Le chorégraphe britannique Christopher Wheeldon vient de reprendre en mars sa version du Lac des Cygnes au Pennsylvania Ballet de Philadelphie. Cette première incursion du chorégraphe britannique dans la relecture du grand répertoire classique a fait à juste titre sensation. Tout en restant fidèle à l’esprit et même à la lettre du ballet de Marius Petipa et Lev Ivanov, il offre une perspective nouvelle en scénarisant Le Lac des Cygnes. Sa réécriture est à plus d’un titre séduisante car elle montre que ce ballet n’est pas pour rien LE chef d’œuvre du répertoire classique : il recèle encore des territoires inexplorés susceptibles de nourrir l’imagination du chorégraphe et de séduire le public.

Le Lac des Cygnes, Acte 2

Le Lac des Cygnes de Christopher Wheeldon – Acte 2

Pourtant, depuis une quinzaine d’années, le chorégraphe russe Alexeï Ratmansky et avant lui son compatriote Sergueï Vikhariev ne cessent de revisiter le répertoire en retournant aux sources de la création. Mais Le Lac Des Cygnes semblait intouchable. Alexeï Ratmansky, après de longues hésitations, se jettera finalement dans l’eau du Lac en février prochain pour le ballet de Zurich (en coproduction avec La Scala).

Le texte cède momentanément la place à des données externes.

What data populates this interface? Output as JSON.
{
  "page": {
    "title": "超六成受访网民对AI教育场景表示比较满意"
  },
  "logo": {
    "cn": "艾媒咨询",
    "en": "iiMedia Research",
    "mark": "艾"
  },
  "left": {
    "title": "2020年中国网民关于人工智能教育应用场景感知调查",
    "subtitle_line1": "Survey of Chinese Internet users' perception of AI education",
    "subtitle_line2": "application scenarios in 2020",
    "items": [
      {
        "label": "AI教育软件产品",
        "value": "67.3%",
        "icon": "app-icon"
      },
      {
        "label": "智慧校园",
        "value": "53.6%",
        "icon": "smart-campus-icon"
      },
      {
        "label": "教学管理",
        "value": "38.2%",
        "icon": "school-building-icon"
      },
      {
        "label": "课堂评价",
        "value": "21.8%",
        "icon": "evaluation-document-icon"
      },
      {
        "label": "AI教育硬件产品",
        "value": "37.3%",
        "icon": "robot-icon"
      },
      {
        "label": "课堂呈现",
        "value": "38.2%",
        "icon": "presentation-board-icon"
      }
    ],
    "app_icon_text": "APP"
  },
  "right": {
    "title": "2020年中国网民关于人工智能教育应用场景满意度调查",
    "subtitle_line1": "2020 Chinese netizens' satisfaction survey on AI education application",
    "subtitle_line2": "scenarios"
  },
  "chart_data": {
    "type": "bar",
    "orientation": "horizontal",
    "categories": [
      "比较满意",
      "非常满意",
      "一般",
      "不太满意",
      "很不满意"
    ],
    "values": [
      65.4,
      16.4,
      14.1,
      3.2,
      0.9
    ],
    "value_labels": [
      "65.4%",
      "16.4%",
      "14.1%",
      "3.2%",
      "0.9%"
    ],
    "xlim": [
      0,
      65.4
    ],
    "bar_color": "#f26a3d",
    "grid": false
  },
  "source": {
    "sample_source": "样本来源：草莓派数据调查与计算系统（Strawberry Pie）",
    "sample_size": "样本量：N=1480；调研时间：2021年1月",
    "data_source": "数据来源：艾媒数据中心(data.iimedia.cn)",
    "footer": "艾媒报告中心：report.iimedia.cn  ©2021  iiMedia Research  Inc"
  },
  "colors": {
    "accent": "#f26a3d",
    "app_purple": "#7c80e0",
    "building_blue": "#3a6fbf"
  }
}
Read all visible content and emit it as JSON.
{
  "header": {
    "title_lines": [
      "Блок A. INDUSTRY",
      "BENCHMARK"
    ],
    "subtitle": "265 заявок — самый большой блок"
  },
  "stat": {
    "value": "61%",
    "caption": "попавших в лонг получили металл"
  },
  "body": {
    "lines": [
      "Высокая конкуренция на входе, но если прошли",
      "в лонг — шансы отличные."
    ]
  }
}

Pourquoi de si grandes réticences ? Parce que Le Lac des Cygnes est le ballet classique par excellence, celui que tout le monde connaît hors du monde des balletomanes. La partition de Tchaïkovski fait partie des tubes du répertoire et toute ballerine doit un jour ou l’autre se confronter à ce double rôle d’Odette/Odile pour espérer la consécration. Ouliana Lopatkina, en gardienne du temple, en a fait sa signature au Mariinsky et à travers le monde. Avant elle, l’immense Maïa Plissetskaïa avait marqué définitivement le rôle. Le Lac des Cygnes est au fond un ballet qui appartient davantage aux danseurs et danseuses qu’aux chorégraphes. Normal que ces derniers aient quelque réticence à s’en emparer : il y a plus de coups à prendre que de gratifications à attendre.

Le Lac des Cygnes. L'adage de l'Acte 2

Le Lac des Cygnes – L’adage de l’Acte 2

Qu’importe pour Christopher Wheeldon ! En 2004, alors jeune chorégraphe que les compagnies du monde entier ne s’arrachaient pas encore, il ne peut pas refuser une proposition aussi alléchante. Et quoi de mieux pour faire ses classes que le Pennsylvania Ballet, la compagnie classique de Philadelphie, moins connue que ses grandes rivales américaines mais dotée d’une troupe jeune et motivée. Le succès est immédiat. La consécration vient l’année suivante au prestigieux festival d’Edimbourg, qui invite le Pennsylvania Ballet à danser ce Lac des Cygnes réinventé.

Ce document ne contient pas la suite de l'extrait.